Key implications for development:

  • Write SQL using SQLite syntax (? placeholders, INTEGER PRIMARY KEY AUTOINCREMENT) — pg_adapter translates automatically
  • All sqlite3 imports work normally — they're intercepted by the adapter
  • db_path parameters in constructors are ignored (all connections go to PostgreSQL)
  • for_write=True in get_connection() is important for PostgreSQL transaction handling
  • Direct psql access: psql -U media_downloader -d media_downloader

Important: Do NOT use PostgreSQL-specific SQL syntax in the codebase. Always use SQLite-compatible syntax and let pg_adapter handle translation. This maintains backward compatibility.

When running direct psql commands: Use standard PostgreSQL syntax (%s placeholders, INSERT ... ON CONFLICT DO NOTHING, SERIAL, RETURNING, etc.).
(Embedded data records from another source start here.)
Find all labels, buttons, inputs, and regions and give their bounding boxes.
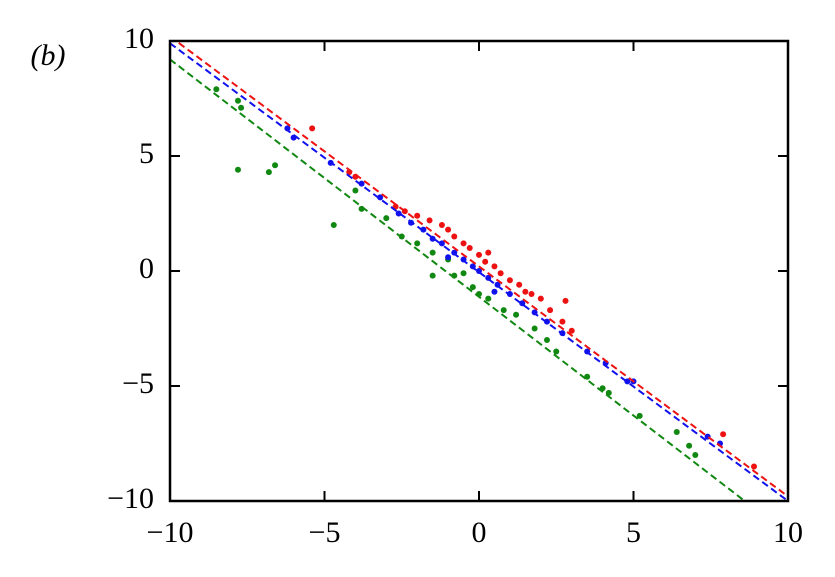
point <box>377 194 384 201</box>
point <box>491 263 498 270</box>
point <box>466 245 473 251</box>
point <box>445 254 452 261</box>
point <box>636 412 643 419</box>
point <box>500 307 507 314</box>
point <box>476 251 482 258</box>
point <box>238 104 245 111</box>
point <box>265 169 272 176</box>
point <box>330 222 337 228</box>
plot-area <box>170 41 788 501</box>
x-tick-label: 5 <box>626 516 641 549</box>
point <box>429 249 436 256</box>
point <box>543 337 550 343</box>
point <box>547 307 554 314</box>
point <box>309 125 316 132</box>
point <box>445 226 452 233</box>
point <box>213 86 220 93</box>
point <box>414 212 421 219</box>
point <box>426 217 433 224</box>
point <box>522 288 529 295</box>
point <box>531 325 538 332</box>
fit-line <box>170 42 788 501</box>
y-tick-label: 10 <box>124 22 154 55</box>
y-tick-label: 5 <box>139 137 154 170</box>
x-tick-label: −10 <box>147 516 194 549</box>
point <box>429 272 436 279</box>
point <box>516 281 523 288</box>
point <box>451 233 458 240</box>
point <box>469 284 476 291</box>
point <box>568 327 575 334</box>
x-tick-label: −5 <box>309 516 341 549</box>
point <box>234 97 241 104</box>
point <box>482 258 489 265</box>
point <box>497 270 504 277</box>
point <box>485 249 492 256</box>
point <box>506 277 513 284</box>
point <box>751 463 758 470</box>
panel-label: (b) <box>31 39 66 72</box>
point <box>491 288 498 295</box>
point <box>460 270 467 277</box>
point <box>692 452 699 458</box>
point <box>438 240 445 247</box>
y-tick-label: −10 <box>107 482 154 515</box>
fit-line <box>174 41 788 498</box>
point <box>438 222 445 228</box>
point <box>383 215 390 222</box>
x-tick-label: 0 <box>472 516 487 549</box>
point <box>673 429 680 435</box>
point <box>686 442 693 449</box>
point <box>414 240 421 247</box>
y-tick-label: 0 <box>139 252 154 285</box>
point <box>528 291 535 297</box>
point <box>553 348 560 355</box>
point <box>234 166 241 173</box>
point <box>537 295 544 302</box>
point <box>352 187 359 194</box>
point <box>272 162 279 169</box>
x-tick-label: 10 <box>773 516 803 549</box>
point <box>513 311 520 318</box>
point <box>562 297 569 304</box>
fit-line <box>170 58 746 501</box>
point <box>720 431 727 438</box>
point <box>485 295 492 302</box>
point <box>519 300 526 307</box>
point <box>420 226 427 233</box>
point <box>559 318 566 325</box>
y-tick-label: −5 <box>122 367 154 400</box>
point <box>460 240 467 247</box>
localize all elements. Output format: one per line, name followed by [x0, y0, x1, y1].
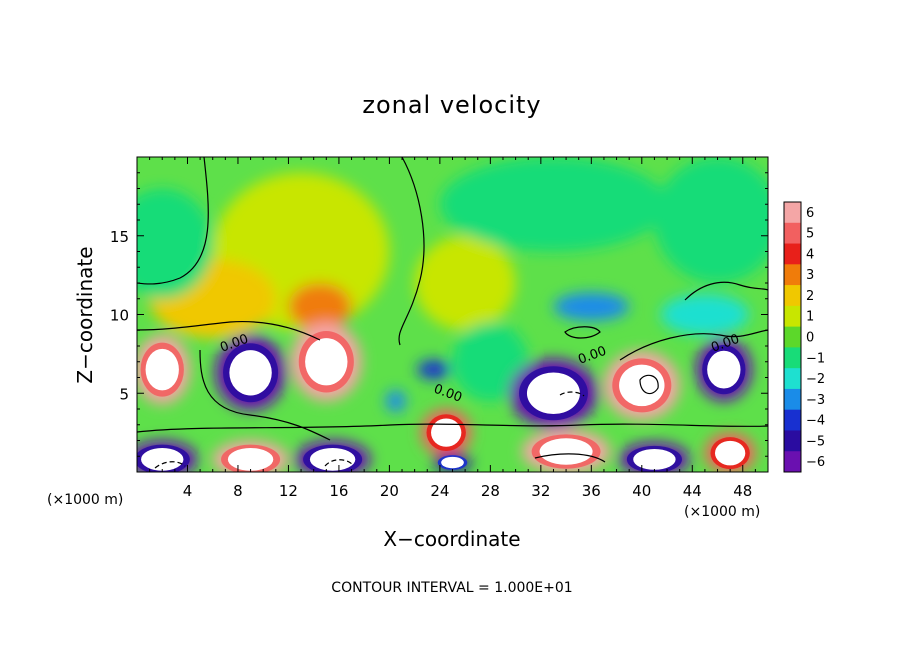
- colorbar-label: −3: [806, 393, 825, 408]
- colorbar-label: −4: [806, 414, 825, 429]
- x-tick-label: 44: [683, 482, 702, 500]
- chart-title: zonal velocity: [362, 91, 541, 119]
- colorbar-label: 2: [806, 289, 814, 304]
- colorbar-swatch: [784, 451, 801, 473]
- y-tick-label: 10: [110, 307, 129, 325]
- colorbar-swatch: [784, 430, 801, 452]
- x-tick-label: 28: [481, 482, 500, 500]
- colorbar-label: −5: [806, 434, 825, 449]
- colorbar-swatch: [784, 202, 801, 224]
- zero-contour-line: [619, 329, 768, 361]
- colorbar-label: −2: [806, 372, 825, 387]
- negative-contour-line: [324, 459, 353, 467]
- colorbar-label: −6: [806, 455, 825, 470]
- x-tick-label: 20: [380, 482, 399, 500]
- colorbar-label: −1: [806, 351, 825, 366]
- zero-contour-line: [137, 423, 768, 433]
- field-blob-core: [431, 418, 462, 447]
- field-blob: [137, 188, 213, 299]
- field-blob-core: [305, 338, 348, 386]
- colorbar-swatch: [784, 285, 801, 307]
- contour-interval-footer: CONTOUR INTERVAL = 1.000E+01: [331, 580, 572, 596]
- field-blob-core: [227, 448, 274, 471]
- field-blob-core: [526, 372, 580, 415]
- field-blob: [660, 294, 750, 335]
- zero-contour-line: [564, 326, 601, 339]
- colorbar-label: 1: [806, 310, 814, 325]
- x-axis: 4 8 12 16 20 24 28 32 36 40 44 48: [149, 157, 756, 500]
- colorbar-swatch: [784, 305, 801, 328]
- x-tick-label: 32: [531, 482, 550, 500]
- colorbar-label: 6: [806, 206, 814, 221]
- field-blob-core: [145, 348, 179, 391]
- field-blob: [654, 157, 768, 283]
- colorbar-frame: [783, 201, 802, 473]
- colorbar-swatch: [784, 326, 801, 348]
- colorbar-swatch: [784, 388, 801, 411]
- field-blob-core: [633, 449, 676, 470]
- colorbar-swatch: [784, 243, 801, 265]
- field-blob-core: [714, 440, 746, 466]
- zero-contour-line: [137, 321, 321, 341]
- field-blob: [553, 292, 630, 321]
- x-axis-label: X−coordinate: [383, 527, 520, 551]
- field-blob: [414, 235, 516, 331]
- y-tick-label: 15: [110, 228, 129, 246]
- field-blob-core: [141, 448, 184, 471]
- colorbar-label: 0: [806, 331, 814, 346]
- x-tick-label: 48: [733, 482, 752, 500]
- negative-contour-line: [154, 461, 186, 469]
- field-blob: [288, 283, 352, 331]
- colorbar-swatch: [784, 368, 801, 390]
- zero-contour-line: [639, 374, 659, 395]
- x-tick-label: 12: [279, 482, 298, 500]
- field-blob-core: [229, 350, 272, 396]
- x-tick-label: 36: [582, 482, 601, 500]
- colorbar-label: 4: [806, 247, 814, 262]
- colorbar-swatch: [784, 347, 801, 369]
- field-blob-core: [707, 350, 741, 389]
- x-tick-label: 8: [233, 482, 243, 500]
- field-blob-core: [619, 364, 665, 407]
- colorbar-label: 5: [806, 227, 814, 242]
- x-tick-label: 4: [183, 482, 193, 500]
- zero-contour-line: [684, 281, 768, 301]
- zero-contour-line: [199, 349, 331, 441]
- field-blob: [452, 322, 529, 402]
- x-tick-label: 40: [632, 482, 651, 500]
- field-blob-core: [539, 438, 593, 465]
- zero-contour-line: [137, 157, 209, 285]
- x-unit-left: (×1000 m): [47, 492, 123, 508]
- y-tick-label: 5: [119, 385, 129, 403]
- colorbar-swatch: [784, 264, 801, 286]
- field-blob: [385, 390, 406, 413]
- colorbar-swatch: [784, 222, 801, 245]
- colorbar: 6 5 4 3 2 1 0 −1 −2 −3 −4 −5 −6: [783, 201, 825, 473]
- field-blob-core: [441, 456, 464, 469]
- y-axis-label: Z−coordinate: [73, 246, 97, 383]
- x-tick-label: 24: [430, 482, 449, 500]
- zero-contour-line: [398, 157, 425, 346]
- colorbar-swatch: [784, 409, 801, 431]
- field-blob: [439, 157, 668, 252]
- colorbar-label: 3: [806, 268, 814, 283]
- x-tick-label: 16: [329, 482, 348, 500]
- plot-area: 0.00 0.00 0.00 0.00 4 8 12 16 20 24 28 32 36 40 44…: [110, 156, 769, 500]
- field-blob: [417, 360, 450, 380]
- x-unit-right: (×1000 m): [684, 504, 760, 520]
- field-blob-core: [309, 448, 356, 471]
- negative-contour-line: [559, 391, 585, 397]
- contour-line: [534, 453, 606, 463]
- y-axis: 5 10 15: [110, 172, 768, 457]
The pg_adapter translation ONLY applies to Python code — raw psql commands must use native PostgreSQL syntax.

Settings Storage

Configuration is stored in the PostgreSQL settings table, managed by modules/settings_manager.py:

  • settings_manager.get_all() returns nested dict of all settings
  • settings_manager.set(key, value, category) stores with type information
  • Supports dot notation for nested keys
  • Settings are cached and synced via the API at /api/config

General Rules

  • Use unified_database.py for all database operations
  • Always use parameterized queries (never f-strings with user input)
  • Use for_write=True when writing to database

Known Issues & Technical Debt

Remaining HIGH Priority Issues

Issue Location Description
Missing retry logic forum_db_adapter.py Read queries fail on database lock

Remaining MEDIUM Priority Issues

Issue Location Description
46x as any assertions Frontend Reduces TypeScript safety
WebSocket token in URL api.ts:2418-2423 Security concern

Fixed Issues (2025-01-04)

Issue Fix Applied
Duplicate auth dependencies Consolidated to core/dependencies.py, removed from api.py
Direct sqlite3 usage for main DB Changed to app_state.db.get_connection() in media.py
Forum wrapper missing signal handlers Added setup_signal_handlers() and set_database_reference()
Missing admin check on batch_move Changed to require_admin dependency
Duplicate SQL filter constants Extracted MEDIA_FILTERS to core/utils.py
Logger.log() calls Changed to logger.debug() in media.py

Code Patterns to Follow

Database access:

# Use context manager with for_write flag
with app_state.db.get_connection(for_write=True) as conn:
    cursor = conn.cursor()
    cursor.execute("INSERT INTO ...", (params,))

Error handling:

# Use the handle_exceptions decorator
from core.exceptions import handle_exceptions

@router.get("/endpoint")
@handle_exceptions("OperationName")
async def endpoint():
    ...

Logging:

# Use logger methods, not logger.log()
logger.debug("Message", module="ModuleName")
logger.error("Error message", module="ModuleName")

API Endpoints Summary

The backend has 21 routers providing 150+ endpoints:

Router Prefix Key Endpoints
auth /api/auth Login, logout, 2FA, preferences
downloads /api/downloads List, search, analytics, filters
media /api/media Gallery, batch ops, thumbnails
recycle /api/recycle Recycle bin management
review /api/review Review queue for new content
face /api/face Face recognition, references
video /api/video Video streaming, info
video_queue /api/video-queue Download queue management
scheduler /api/scheduler Task scheduling, status
platforms /api/platforms Platform configs, triggers
config /api/config Application settings
celebrity /api/celebrity Celebrity discovery
appearances /api/appearances TV/podcast appearances
semantic /api/semantic Semantic search
discovery /api Smart folders, timeline
stats /api Dashboard stats, errors
health /api/health System health checks
maintenance /api/maintenance Cleanup operations
scrapers /api/scrapers Scraper configurations
manual_import /api/manual-import Manual file imports
files /files File serving

Remember

These rules exist because I repeatedly violated the user's trust. The deny list is a technical enforcement because my promises were not sufficient. Always ask before restarting the scheduler, and never touch authentication code.